On the other hand, attracted by this large population, more than two dozen Muslim outfits have established themselves in this neighbourhood taking upon them the responsibility to lead and organise the religious and social life of the community. They include organisations like the Personal Law Board, Muslim Majlis-e-Mushawarat and Jamaat-e-Islami. None of these organisations is known for promoting social reform or education. Most of the time they are competing with each other in crying wolf and pressing the need to fight against imagined threats to the Muslim religion and identity. Occasionally they also succeed in securing positions of power for their nominees and this political patronage helps them to widen their network in the community.

If we look at some important events of the past then an idea can be formed about the activities and mindset that is promoted by these organisations.

After the official ban on The Satanic Verses, Mushirul Hasan, the present vice chancellor and then teacher in the history department of Jamia, said in an interview to a weekly that a ban on the book would only boost its sales and increase the circulation of the objectionable writing. His remarks were not in support of the book, its contents or the writer, yet they provoked an angry and violent protest inside the campus. The Muslim outfits worked overtime to instigate and excite the feelings resulting in a situation where despite continuing on the rolls of the university Mushirul Hasan could not enter the campus for more than three long years.

During the war in Afghanistan, public expressions of solidarity with Osama bin Laden were made and posters in his support were pasted in the area by some self-appointed champions of Muslim interests. This was done despite the knowledge that Osama and Al-Qaeda were directly involved in Terror activities in Kashmir. I remember having met many Muslims from Jamia Nagar who expressed their utter indignation over the episode and felt sorry for not being able to oppose these undesirable activities.

In 1990, Prof Mushirul Haq, the vice chancellor of Kashmir University, was killed by terrorists in Srinagar. Since he was an old teacher of Jamia, his burial took place inside the campus. As an academician I had held him in great esteem and during the Shah Bano controversy had sought his opinion on several occasions. I went to attend his last rites and walked almost a kilometre with the funeral procession. After reaching the burial ground suddenly the lights went out and in that darkness I was attacked with an iron rod, causing head injury. Later, inquiries revealed that the students who had organised the blackout and attack belonged to the Jamaat-e-Islami. It is important to recall that the banned organisation, SIMI, was mostly manned by young activists inspired by philosophies like that of the Jamaat-e-Islami.

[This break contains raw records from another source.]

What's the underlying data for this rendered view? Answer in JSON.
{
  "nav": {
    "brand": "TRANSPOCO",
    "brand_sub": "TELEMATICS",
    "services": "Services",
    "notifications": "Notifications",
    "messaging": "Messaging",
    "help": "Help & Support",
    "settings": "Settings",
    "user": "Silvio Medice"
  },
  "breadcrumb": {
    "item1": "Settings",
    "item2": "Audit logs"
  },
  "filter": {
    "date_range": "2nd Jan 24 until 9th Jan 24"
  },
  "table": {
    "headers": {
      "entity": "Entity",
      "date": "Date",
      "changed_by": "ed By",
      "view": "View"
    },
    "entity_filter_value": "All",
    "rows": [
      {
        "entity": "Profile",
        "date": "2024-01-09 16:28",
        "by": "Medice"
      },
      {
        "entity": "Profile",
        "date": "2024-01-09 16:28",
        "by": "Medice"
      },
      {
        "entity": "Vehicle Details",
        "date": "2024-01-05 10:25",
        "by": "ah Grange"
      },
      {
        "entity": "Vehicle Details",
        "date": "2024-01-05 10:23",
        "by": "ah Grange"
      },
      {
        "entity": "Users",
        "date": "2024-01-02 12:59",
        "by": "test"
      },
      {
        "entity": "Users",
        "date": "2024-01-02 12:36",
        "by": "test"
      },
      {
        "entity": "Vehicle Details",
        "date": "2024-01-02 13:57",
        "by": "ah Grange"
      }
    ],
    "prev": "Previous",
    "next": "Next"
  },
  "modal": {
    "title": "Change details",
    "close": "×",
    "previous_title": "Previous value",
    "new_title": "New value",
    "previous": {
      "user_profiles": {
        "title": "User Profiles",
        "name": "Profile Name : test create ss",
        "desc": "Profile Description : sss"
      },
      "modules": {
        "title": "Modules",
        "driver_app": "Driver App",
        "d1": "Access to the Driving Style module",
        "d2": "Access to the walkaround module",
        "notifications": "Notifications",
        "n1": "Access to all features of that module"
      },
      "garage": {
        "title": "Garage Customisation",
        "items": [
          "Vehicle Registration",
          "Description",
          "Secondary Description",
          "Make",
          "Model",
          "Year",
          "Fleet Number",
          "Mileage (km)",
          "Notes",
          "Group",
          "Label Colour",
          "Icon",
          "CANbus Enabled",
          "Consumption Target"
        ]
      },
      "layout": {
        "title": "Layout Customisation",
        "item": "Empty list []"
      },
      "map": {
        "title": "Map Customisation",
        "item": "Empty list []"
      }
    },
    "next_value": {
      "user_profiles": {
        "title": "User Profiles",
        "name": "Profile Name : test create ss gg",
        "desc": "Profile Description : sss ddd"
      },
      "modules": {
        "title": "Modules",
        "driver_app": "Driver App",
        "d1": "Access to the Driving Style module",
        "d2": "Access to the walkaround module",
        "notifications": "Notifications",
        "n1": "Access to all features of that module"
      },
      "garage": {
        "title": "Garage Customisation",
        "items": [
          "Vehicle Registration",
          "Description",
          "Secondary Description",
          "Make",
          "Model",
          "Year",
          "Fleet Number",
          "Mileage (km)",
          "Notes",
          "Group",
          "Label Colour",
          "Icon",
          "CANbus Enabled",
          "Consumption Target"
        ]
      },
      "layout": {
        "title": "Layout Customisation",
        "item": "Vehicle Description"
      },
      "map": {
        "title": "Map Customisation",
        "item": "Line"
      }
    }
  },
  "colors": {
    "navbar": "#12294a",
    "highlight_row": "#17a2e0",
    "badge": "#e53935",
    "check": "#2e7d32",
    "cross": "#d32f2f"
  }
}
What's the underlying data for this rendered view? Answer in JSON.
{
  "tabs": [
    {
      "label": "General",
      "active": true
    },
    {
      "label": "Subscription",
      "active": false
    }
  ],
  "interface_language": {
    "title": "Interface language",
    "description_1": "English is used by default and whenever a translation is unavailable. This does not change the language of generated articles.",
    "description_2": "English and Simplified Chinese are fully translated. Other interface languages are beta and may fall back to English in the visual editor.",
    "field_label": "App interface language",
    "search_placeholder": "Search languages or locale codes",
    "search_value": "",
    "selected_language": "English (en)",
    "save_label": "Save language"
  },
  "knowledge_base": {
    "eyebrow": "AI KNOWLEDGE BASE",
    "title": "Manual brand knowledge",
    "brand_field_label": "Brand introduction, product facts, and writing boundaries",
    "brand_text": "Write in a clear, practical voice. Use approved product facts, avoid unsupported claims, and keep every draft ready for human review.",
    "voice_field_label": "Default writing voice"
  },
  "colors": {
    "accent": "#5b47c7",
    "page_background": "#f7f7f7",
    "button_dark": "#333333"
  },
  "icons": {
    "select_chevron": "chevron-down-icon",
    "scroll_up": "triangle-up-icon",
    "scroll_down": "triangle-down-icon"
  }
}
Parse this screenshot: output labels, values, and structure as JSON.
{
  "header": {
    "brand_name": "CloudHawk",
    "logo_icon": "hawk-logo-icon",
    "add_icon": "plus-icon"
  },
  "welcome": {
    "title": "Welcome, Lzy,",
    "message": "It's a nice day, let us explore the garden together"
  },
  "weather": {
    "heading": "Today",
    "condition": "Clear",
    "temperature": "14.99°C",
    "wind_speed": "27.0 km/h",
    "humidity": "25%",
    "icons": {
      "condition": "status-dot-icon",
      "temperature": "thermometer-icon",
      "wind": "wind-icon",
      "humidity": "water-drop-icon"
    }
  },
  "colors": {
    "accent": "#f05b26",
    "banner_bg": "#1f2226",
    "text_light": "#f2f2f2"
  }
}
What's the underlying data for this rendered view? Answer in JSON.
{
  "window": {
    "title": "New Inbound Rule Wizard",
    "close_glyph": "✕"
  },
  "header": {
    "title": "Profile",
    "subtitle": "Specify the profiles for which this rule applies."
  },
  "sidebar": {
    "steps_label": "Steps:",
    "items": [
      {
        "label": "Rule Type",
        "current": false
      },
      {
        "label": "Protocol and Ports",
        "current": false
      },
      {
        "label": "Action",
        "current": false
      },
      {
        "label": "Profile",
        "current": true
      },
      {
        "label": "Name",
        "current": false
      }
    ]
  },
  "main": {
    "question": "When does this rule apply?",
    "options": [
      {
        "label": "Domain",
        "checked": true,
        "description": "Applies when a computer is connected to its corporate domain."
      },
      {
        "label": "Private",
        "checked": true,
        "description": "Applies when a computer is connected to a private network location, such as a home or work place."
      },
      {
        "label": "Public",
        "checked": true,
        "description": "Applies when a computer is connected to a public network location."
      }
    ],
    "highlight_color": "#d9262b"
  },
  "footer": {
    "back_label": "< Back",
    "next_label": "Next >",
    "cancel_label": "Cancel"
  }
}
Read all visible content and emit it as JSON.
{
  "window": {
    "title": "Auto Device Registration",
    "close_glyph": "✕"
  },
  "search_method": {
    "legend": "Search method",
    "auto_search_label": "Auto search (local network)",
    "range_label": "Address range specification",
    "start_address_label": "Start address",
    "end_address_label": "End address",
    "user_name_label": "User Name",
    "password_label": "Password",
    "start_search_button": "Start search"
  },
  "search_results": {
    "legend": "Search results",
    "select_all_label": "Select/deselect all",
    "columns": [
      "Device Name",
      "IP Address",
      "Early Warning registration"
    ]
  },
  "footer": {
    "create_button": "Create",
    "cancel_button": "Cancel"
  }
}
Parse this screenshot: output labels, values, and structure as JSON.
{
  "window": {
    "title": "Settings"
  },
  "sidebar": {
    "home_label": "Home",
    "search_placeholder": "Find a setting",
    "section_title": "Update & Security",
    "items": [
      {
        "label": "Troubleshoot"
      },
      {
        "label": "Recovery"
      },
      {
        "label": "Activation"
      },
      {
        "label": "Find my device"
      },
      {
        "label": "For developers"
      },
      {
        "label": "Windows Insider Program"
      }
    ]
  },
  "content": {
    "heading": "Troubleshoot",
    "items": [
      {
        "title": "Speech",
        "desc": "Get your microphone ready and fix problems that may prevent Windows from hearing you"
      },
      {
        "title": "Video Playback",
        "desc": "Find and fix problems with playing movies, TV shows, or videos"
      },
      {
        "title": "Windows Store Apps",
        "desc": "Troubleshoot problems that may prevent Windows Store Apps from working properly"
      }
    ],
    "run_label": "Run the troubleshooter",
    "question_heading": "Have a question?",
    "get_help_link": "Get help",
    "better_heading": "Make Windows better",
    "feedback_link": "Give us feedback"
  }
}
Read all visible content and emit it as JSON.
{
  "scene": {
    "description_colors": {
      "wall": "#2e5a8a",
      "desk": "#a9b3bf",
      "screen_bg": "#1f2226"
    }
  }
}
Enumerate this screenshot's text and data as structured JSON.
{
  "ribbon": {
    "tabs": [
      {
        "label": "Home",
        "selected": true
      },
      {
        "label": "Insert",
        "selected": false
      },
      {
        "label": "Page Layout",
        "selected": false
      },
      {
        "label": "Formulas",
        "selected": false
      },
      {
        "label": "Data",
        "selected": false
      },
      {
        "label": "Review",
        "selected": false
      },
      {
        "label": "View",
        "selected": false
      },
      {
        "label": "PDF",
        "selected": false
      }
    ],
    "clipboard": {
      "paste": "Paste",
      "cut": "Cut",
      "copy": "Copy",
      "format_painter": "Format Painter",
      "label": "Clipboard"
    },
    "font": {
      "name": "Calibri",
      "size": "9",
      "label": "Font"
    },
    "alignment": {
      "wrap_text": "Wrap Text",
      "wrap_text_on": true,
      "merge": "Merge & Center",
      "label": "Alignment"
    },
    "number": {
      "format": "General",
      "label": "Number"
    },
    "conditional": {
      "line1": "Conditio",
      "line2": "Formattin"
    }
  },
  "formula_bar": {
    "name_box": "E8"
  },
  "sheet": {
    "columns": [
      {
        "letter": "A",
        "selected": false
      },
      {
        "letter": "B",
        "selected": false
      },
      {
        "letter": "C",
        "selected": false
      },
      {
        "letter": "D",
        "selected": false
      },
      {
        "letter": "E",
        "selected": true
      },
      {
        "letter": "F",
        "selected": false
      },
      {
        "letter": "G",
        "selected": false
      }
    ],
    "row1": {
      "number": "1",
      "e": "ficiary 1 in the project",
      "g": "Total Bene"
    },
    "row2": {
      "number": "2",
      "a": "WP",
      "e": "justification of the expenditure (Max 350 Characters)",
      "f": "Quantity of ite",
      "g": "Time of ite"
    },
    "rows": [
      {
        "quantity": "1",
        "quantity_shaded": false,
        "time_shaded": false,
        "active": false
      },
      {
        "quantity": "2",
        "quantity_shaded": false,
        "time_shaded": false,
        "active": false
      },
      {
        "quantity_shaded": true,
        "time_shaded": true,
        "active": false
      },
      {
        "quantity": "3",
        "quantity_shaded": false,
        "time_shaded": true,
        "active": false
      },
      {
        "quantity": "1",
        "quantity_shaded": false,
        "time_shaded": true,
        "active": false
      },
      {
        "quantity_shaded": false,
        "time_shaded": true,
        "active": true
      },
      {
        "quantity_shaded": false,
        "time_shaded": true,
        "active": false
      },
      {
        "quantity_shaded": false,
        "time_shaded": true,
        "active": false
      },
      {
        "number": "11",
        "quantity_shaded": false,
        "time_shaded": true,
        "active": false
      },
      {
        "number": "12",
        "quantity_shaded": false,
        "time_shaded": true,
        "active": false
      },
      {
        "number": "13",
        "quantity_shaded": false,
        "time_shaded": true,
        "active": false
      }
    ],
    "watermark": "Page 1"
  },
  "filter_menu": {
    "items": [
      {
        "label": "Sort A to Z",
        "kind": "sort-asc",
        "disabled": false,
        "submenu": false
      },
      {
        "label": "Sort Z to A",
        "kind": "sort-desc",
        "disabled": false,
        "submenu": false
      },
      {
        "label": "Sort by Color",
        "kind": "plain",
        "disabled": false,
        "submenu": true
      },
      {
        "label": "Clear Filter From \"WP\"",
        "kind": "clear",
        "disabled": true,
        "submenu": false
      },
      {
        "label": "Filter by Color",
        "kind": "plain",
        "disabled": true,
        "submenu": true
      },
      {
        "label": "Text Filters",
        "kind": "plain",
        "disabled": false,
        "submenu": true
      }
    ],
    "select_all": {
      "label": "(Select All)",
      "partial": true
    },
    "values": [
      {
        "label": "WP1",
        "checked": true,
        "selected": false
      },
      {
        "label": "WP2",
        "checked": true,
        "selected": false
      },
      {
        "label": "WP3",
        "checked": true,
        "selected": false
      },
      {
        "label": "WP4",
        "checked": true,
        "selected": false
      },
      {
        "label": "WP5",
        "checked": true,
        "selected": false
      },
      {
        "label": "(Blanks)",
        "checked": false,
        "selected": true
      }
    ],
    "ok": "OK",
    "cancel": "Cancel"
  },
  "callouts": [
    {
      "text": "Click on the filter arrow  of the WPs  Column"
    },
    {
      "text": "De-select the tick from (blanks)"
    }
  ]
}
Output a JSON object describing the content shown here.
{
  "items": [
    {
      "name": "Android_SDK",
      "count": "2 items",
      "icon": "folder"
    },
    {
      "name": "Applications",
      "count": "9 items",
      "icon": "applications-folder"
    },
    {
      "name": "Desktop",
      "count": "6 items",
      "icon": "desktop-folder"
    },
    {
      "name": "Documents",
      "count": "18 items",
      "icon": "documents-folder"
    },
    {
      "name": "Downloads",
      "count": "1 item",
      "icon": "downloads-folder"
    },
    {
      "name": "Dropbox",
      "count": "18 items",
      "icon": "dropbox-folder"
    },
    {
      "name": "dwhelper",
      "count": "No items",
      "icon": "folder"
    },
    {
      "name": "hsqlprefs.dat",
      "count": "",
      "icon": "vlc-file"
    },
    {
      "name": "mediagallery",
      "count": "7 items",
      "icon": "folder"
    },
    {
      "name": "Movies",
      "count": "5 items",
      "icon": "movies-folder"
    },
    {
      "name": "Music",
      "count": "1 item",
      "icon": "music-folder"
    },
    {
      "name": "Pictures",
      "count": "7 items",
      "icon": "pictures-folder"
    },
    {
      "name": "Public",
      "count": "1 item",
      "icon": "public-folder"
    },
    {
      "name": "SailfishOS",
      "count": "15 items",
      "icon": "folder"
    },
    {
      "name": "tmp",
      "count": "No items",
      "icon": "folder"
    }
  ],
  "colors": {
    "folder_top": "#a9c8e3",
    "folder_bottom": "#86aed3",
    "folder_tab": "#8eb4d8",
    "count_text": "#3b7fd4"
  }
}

The other organisation with headquarters in this area is Muslim Majlis-e-Mushawarat. On the slightest provocation they would call for a boycott of celebrations of Independence Day or Republic Day giving rise to communal tension. It is true that on every occasion they had withdrawn the calls, but that did not help in lessening the tension.

The most important Muslim organisation operating from the Jamia neighborhood is the All India Muslim Personal Law Board and its affiliates. During their agitation against the judgment of the Supreme Court in the Shah Bano case, the members of AIMPLB made public exhortations to break the legs of Muslims who differed with their stand. Their supporters went to the extent of suggesting that Supreme Court judges are not competent to interpret Muslim personal law.

It is important to recall that during parliamentary discussion of the bill that was brought in to negate the impact of the Supreme Court judgment, almost every minister who rose to defend the measure referred to the apprehensions of threats to law and order arising on account of an aggressive and violent agitation.

Such activities of these Muslim outfits are as much a source of consternation to common Muslims as they are to other Indians. Occasionally some Muslims raise their voice but they lose nerve when they see the political promiscuity and influence enjoyed by these extremist elements.

The establishment must realise that the police can fight terrorists, not terrorism. Terrorism can be contained only by a strong political will that identifies and isolates individuals and organisations promoting a violent mindset and does not favour them with political patronage.